Excerpt from pprof annotated source in alloc_space mode:

github.com/cortexproject/cortex/vendor/google.golang.org/grpc.recvAndDecompress
/go/src/github.com/cortexproject/cortex/vendor/google.golang.org/grpc/rpc_util.go

  Total:           0     4.95TB (flat, cum) 43.87%
    600            .          .            
    601            .          .           func recvAndDecompress(p *parser, s *transport.Stream, dc Decompressor, maxReceiveMessageSize int, inPayload *stats.InPayload, compressor encoding.Compressor) ([]byte, error) { 
    602            .   104.95GB           	pf, d, err := p.recvMsg(maxReceiveMessageSize) 
...
    626            .          .           			} 
    627            .     4.84TB           			d, err = ioutil.ReadAll(dcReader) 
    628            .          .           			if err != nil { 
    629            .          .           				return nil, status.Errorf(codes.Internal, "grpc: failed to decompress the received message %v", err) 
    630            .          .           			} 
    631            .          .           		} 
    632            .          .           	} 

In other words, one line is generating ~40% of the garbage in my program. That line is here

I believe the underlying cause is that ioutil.ReadAll starts with a buffer of 512 bytes then (roughly) doubles till it is big enough. Since we already have the full compressed data we have a lower bound on the size of buffer required, and we could guess that a buffer some configurable multiple of that size would work well.

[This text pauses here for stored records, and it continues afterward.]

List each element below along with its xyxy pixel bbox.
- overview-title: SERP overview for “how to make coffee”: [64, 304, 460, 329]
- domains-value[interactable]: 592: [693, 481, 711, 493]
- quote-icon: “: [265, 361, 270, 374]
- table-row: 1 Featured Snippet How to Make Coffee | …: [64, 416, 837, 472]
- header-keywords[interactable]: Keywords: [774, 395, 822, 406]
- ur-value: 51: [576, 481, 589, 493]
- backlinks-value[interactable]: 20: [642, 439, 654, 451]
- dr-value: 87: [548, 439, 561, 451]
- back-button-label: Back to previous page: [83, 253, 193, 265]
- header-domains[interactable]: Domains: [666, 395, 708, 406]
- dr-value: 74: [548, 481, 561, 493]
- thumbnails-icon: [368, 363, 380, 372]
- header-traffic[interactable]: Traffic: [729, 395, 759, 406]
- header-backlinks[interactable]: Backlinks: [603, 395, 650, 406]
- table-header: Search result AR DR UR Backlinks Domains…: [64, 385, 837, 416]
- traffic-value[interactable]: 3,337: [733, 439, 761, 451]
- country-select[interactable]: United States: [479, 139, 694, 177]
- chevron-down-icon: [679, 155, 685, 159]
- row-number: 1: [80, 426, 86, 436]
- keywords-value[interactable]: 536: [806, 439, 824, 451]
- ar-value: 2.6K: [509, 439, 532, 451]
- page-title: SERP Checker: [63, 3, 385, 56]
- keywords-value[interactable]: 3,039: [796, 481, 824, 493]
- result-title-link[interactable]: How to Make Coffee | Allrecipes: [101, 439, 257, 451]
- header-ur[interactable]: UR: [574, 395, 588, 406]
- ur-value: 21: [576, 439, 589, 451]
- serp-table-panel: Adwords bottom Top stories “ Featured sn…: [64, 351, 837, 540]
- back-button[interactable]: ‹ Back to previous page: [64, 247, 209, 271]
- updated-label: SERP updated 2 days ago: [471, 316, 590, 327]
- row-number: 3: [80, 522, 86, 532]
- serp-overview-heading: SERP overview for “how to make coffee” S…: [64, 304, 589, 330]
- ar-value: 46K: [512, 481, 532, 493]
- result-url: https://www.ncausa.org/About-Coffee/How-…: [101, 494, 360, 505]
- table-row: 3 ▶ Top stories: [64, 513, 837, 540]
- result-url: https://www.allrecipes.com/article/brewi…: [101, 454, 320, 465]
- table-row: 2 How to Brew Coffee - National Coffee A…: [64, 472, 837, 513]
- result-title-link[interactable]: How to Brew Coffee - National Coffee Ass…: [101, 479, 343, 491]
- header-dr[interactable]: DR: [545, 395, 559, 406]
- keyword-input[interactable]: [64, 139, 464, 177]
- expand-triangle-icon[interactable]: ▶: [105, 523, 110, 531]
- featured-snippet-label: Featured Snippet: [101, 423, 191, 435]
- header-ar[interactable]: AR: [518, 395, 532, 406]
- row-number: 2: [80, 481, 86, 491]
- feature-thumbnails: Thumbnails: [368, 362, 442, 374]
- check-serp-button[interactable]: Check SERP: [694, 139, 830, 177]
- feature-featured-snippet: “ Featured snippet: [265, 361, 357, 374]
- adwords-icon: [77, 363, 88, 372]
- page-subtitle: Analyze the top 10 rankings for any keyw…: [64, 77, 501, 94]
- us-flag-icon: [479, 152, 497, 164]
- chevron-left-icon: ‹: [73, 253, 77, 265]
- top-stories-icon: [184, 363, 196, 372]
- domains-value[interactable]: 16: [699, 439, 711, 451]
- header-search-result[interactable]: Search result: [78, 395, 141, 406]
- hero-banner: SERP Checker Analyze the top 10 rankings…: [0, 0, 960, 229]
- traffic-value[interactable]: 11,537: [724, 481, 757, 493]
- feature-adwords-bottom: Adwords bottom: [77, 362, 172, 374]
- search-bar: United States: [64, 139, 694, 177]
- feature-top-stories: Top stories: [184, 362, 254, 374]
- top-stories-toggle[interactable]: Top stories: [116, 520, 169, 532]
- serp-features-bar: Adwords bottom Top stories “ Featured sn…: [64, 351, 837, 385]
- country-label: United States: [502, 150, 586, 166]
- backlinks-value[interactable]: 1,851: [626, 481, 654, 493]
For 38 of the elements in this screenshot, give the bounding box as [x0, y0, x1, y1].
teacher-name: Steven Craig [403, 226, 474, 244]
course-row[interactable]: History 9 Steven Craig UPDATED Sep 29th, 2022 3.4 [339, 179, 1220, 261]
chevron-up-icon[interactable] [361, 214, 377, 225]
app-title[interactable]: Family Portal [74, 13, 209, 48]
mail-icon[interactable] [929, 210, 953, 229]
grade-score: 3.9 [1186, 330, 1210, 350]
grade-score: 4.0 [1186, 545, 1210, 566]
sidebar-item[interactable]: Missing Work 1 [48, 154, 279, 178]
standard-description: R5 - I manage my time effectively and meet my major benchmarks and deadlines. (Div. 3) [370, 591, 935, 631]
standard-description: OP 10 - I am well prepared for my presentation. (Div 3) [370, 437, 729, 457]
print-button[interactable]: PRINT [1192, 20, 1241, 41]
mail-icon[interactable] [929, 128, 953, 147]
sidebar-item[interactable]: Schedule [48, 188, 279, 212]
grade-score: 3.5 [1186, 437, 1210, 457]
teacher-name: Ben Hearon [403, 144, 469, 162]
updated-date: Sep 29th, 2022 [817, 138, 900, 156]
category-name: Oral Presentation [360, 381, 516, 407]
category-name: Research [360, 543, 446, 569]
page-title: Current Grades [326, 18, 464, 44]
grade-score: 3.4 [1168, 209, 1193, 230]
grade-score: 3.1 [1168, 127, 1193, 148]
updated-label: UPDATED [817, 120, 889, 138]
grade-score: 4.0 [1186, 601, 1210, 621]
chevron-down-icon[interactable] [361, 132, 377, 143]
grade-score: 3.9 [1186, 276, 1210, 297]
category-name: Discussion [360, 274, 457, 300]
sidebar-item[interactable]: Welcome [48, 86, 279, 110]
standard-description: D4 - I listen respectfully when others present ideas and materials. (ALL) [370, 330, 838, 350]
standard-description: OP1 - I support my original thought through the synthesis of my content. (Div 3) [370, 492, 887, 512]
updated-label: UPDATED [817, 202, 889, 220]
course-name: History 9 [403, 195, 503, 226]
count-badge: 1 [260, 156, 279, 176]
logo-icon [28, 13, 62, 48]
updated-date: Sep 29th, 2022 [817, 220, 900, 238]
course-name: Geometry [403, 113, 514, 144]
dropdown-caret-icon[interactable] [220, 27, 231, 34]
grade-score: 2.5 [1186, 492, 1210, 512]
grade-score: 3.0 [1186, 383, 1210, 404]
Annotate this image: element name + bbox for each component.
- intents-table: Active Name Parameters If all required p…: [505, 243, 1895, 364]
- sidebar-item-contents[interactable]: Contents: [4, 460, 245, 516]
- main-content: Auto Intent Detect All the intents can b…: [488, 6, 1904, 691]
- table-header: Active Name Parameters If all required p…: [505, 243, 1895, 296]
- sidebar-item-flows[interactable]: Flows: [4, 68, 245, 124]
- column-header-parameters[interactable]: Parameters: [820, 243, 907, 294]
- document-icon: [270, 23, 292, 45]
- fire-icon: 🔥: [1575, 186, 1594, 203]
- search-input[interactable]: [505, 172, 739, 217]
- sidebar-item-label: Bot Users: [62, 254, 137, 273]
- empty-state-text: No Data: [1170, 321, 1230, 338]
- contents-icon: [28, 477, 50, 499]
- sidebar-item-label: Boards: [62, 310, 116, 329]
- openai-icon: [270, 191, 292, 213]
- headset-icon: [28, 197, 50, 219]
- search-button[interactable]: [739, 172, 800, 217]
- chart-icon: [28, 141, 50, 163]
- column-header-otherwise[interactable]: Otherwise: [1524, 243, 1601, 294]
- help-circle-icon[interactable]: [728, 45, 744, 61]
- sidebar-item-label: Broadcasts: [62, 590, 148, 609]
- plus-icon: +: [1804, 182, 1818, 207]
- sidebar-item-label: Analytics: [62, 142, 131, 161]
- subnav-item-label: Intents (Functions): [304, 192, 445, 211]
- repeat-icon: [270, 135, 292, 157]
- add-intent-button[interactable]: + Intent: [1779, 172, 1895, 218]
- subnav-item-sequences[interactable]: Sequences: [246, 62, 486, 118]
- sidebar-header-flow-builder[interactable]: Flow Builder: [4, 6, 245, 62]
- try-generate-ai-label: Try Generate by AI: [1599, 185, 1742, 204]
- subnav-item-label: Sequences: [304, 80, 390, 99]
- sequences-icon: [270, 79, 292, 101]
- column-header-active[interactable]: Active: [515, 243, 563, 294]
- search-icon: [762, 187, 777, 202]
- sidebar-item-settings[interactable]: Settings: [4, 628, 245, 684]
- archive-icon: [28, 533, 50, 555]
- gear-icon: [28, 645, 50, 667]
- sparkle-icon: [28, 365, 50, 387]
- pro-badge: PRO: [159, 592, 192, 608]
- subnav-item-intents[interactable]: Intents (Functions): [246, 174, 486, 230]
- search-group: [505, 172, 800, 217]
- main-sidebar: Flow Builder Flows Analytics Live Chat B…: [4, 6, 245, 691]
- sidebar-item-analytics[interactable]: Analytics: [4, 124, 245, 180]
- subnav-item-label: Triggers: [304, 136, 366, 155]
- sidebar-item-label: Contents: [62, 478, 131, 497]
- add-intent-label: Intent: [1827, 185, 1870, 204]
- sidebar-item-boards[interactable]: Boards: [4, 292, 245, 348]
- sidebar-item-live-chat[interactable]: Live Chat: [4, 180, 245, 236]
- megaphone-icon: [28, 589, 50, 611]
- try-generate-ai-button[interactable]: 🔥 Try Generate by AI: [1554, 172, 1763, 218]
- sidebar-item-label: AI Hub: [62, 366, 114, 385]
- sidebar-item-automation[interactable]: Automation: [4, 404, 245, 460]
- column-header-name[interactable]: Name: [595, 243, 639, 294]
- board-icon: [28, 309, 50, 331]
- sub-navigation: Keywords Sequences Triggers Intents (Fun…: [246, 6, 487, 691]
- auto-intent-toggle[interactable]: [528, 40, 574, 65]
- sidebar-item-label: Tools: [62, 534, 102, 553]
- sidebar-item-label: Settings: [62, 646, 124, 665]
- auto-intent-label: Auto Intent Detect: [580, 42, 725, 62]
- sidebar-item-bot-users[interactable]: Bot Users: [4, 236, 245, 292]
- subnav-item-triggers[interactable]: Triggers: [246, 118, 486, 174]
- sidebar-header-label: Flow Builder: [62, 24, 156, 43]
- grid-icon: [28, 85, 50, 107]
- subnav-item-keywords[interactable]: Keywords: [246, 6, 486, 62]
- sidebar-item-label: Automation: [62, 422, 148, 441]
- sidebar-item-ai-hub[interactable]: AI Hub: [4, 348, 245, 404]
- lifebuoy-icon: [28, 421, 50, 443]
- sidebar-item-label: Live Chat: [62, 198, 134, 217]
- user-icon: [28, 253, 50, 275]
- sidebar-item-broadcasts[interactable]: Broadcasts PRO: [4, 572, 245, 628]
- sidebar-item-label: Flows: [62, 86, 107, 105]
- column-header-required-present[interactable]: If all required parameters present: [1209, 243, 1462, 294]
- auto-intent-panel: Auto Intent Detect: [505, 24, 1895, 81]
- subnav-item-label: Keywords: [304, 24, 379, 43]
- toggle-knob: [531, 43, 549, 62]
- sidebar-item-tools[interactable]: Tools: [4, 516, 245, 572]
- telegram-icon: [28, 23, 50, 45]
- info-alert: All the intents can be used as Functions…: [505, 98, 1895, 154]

Suppose we have compressed data which will uncompress to 10K. By my math ioutil.ReadAll will allocate slices of 512, 1536, 3584, 7680 and 15872 bytes, total 29184 bytes. If we guess somewhere between 10K and 20K we allocate less memory and do far less copying.

Unfortunately ioutil.ReadAll does not expose any knobs to change behaviour, so it would need re-doing. It's not that big.